Для реализации нашей модели мы использовали PyTorch, фреймворк глубокого обучения на основе Python.Для ускорения процесса обучения мы использовали сервер RHEL с четырьмя установленными видеокартами NVIDIACorporationGM 107 GL и общим объемом видеопамяти 32 ГБ. При заданном наборе параметров все время обучения для наиболее ресурсоемкой модели АД составляет <10 часов. С точки зрения прогнозирования, в случае, когда входная информация о последовательности, домене и PPI прогнозируемого белка была обработана заранее, использование оптимизированной модели для прогнозирования 1000 белков занимает около 6 минут.

3. Результаты

3.1. Эксперимент

Из-за сложности композиции нашей модели и необходимости определения большого количества гиперпараметров мы сначала предварительно обучили трехкомпонентные подмодели: последовательность, домен и сеть PPI. Мы использовали аннотации белков GO в качестве метки и вычислили бинарную кросс-энтропию между предсказанными значениями и фактическими значениями и использовали это как потерю для обратного распространения для обновления весов и смещений между узлами, подключенными в модели.Мы вручную скорректировали гиперпараметры, такие как скорость обучения и размер пакета каждого модуля, и выбрали оптимальную модель на основе значения потерь при проверке с использованием обучающего набора. После настройки параметров трех подмодулей мы использовали выходные данные этих трех точно настроенных моделей в качестве входных данных для ручной корректировки гиперпараметров взвешенного классификатора, а также выбора оптимальной модели на основе значения потерь при проверке с использованием обучающего набора. . Таблицы S1 – S4 показывают детали обучения различных гиперпараметров.
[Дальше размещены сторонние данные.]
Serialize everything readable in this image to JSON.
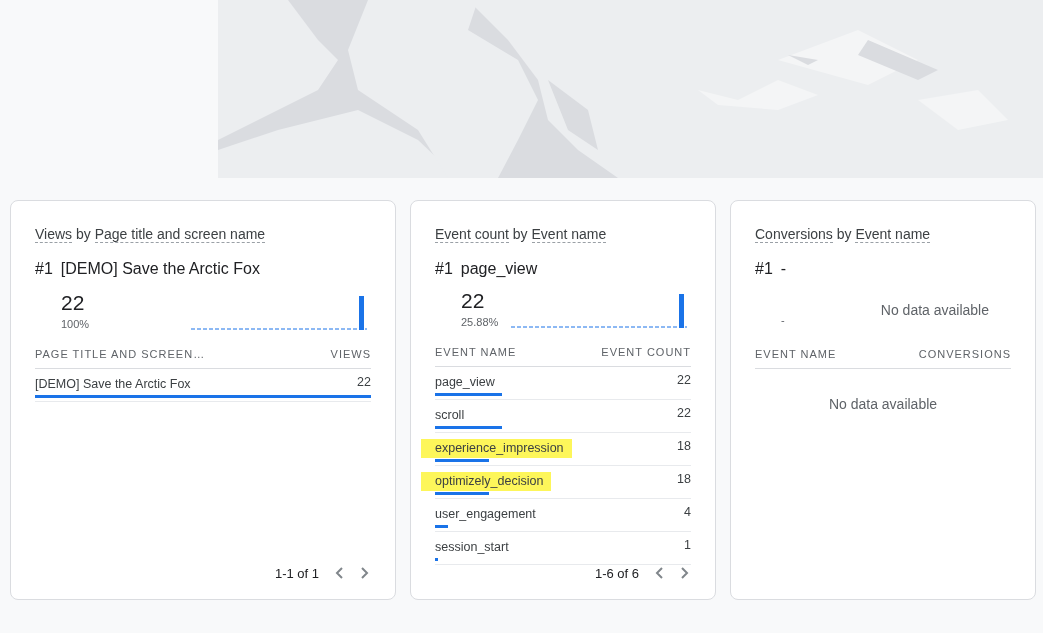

Мы использовали 5-кратную перекрестную проверку на обучающем наборе, чтобы проверить производительность модели, и результаты показаны в таблице 1. Ясно, что модель достигла благоприятного значения F-max для каждой суб-онтологии GO, что указывает на то, что наш метод является эффективным методом прогнозирования функции белка.

Таблица 1 . Результаты 5-кратной перекрестной проверки данных обучения.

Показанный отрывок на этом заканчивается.